Some of the people got their permits and some didn’t. Most of those who were invited from Tripoli and the Beqaa weren’t able to participate in the wedding, so my aunt wasn’t obliged to cook for a thousand people. Despite her constant worry she was singing and humming and welcoming the guests. They bridged the distance from the bride’s house and the surrounding houses, where her family and relatives lived in the camp, to my uncle’s house in old Sidon. The young men set up the dabka circles in the camp and in Sidon, where the people of the neighborhood shared in the dabka and the call and response of the ataba, miijaanaa, and ooof songs. Even the wedding procession was held according to custom. My uncle brought a horse from one of his friends; they decorated it and Ezz rode it, after his friends had taken him to the public bath and sung the customary songs to him: “The handsome young man comes from the bath, God and his names protect him,” and “O you with the kufiyeh and cords, where did you hunt this gazelle?” I sang with my aunt and the bride’s mother and sisters:
Say to his mother, rejoice and be glad,
Perfume the pillows and bring henna for our hands.
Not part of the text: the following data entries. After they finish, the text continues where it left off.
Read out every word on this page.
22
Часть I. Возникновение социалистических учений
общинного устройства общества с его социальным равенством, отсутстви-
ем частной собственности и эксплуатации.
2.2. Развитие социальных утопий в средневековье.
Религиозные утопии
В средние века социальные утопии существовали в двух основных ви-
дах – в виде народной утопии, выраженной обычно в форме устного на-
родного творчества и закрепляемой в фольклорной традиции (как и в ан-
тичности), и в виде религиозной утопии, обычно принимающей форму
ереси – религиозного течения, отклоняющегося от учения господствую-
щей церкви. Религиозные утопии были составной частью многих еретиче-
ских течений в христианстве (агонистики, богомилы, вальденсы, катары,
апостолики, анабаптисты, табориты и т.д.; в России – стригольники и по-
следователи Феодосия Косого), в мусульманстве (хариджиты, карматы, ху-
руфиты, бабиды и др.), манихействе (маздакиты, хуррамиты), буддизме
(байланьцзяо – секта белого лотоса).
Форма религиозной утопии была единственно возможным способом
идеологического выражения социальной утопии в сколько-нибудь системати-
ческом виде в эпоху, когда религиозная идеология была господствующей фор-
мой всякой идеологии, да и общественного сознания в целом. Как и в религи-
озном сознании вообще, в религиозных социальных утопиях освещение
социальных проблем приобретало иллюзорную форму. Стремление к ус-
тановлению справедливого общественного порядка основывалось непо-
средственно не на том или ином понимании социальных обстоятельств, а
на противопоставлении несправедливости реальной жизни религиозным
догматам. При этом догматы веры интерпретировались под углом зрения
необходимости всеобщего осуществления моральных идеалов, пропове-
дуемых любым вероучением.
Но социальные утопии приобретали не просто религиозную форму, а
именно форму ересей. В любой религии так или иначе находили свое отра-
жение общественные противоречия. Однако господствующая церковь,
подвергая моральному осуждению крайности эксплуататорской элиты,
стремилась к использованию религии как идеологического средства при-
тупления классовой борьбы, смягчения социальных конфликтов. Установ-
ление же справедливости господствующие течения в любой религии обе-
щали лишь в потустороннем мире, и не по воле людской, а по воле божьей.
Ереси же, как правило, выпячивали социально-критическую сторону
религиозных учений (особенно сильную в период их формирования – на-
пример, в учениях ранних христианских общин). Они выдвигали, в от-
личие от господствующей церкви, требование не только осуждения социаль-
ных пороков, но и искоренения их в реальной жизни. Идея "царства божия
The wedding is here and the couple is smiling,
The home is my home and the houses are mine—
We are engaged, let my enemy die!
Little Sadiq was clapping his hands and joining in the singing.
My aunt outdid herself when she sang Ya Zareef al-Tuul —O Tall One. She added some lines to the familiar song which I had not heard before:
O tall one, O handsome, stop and let me say,
You’re going abroad, when your country would be best.
I’m afraid, O tall one, that you’ll settle there,
You’ll live with another, and let my memory go.
O tall one, O handsome, you with the laughing smile,
Tenderly raised by your mother and father,
O tall one, the day they took you far away
My hair went white and my back bent low.
O tall one, O handsome, you’re far from your own.
Don’t travel far away and leave us the blame!
If God wills you’ll return, we’ll return to the vines,
We’ll harvest the wheat, and gather what we grow.